Out of the huge crowds of the torchbearers that would line up at the shop of Ahmed after the dusk during the marriage season I remember having seen only one Mashal-e-khu’er suffering from the favus, he was known as Ama Khuer. For his sharp wit, humor and cracking jokes he was very popular with the children. Mostly torchbearers, with a big contingent of them from Gurais and Tilel were well-made, hardy and fair complexioned. Those days, Dard people moved   into the capital city for work in large numbers, and for almost eight months localities around the historic Jamia Masjid used to be their abode.

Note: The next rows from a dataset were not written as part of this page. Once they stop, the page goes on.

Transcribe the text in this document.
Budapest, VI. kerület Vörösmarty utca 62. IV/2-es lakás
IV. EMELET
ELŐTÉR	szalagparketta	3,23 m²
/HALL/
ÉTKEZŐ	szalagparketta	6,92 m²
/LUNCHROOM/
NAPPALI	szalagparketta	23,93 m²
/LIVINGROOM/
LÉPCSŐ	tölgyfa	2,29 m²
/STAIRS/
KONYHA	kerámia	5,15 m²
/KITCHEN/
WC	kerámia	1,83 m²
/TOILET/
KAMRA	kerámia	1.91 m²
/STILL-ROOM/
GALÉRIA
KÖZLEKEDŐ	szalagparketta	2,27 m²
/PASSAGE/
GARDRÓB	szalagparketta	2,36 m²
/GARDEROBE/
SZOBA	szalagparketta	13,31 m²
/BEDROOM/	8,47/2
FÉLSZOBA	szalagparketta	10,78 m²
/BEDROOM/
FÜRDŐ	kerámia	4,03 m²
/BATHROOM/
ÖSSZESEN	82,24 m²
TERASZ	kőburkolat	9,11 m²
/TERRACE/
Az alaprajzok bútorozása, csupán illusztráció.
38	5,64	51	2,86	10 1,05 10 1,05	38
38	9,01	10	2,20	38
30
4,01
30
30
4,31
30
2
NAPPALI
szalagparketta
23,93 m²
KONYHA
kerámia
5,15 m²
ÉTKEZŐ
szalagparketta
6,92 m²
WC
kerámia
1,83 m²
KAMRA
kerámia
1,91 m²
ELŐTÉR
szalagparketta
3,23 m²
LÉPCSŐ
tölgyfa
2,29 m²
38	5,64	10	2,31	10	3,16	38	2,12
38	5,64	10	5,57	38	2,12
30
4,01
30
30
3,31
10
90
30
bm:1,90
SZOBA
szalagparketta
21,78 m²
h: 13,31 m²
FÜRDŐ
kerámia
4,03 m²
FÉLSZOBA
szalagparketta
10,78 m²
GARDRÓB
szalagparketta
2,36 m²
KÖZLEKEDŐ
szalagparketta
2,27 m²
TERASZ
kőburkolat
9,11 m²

It was by about seven or eight in the evening the mashal-e-khaer hoisting the Mashals against their shoulders like soldiers to battlefronts moved to the bridegroom’s house in a long queue. On reaching the bridegrooms house, they rested mashals against a wall and waited for the departure of the bridegroom to the bride’s house on a horseback. Making a mashal in itself was an art that involved lot of aesthetics. The mashal with lots of craft paper and crepe flowers at the ends of small twigs fitted to long pole with a kerosene lamp burning at its top looked like an almond or an apricot tree in full bloom. Moving along the bridegroom to bride’s house on the two sides of roads or lanes was as good as walking on a tightrope. The movement of Mashal carriers was guided by a chief called Rangadanga. The mashal carriers were poorly paid, perhaps two rupees for the night and served the leftover food, which they gulped down like ravenously hungry.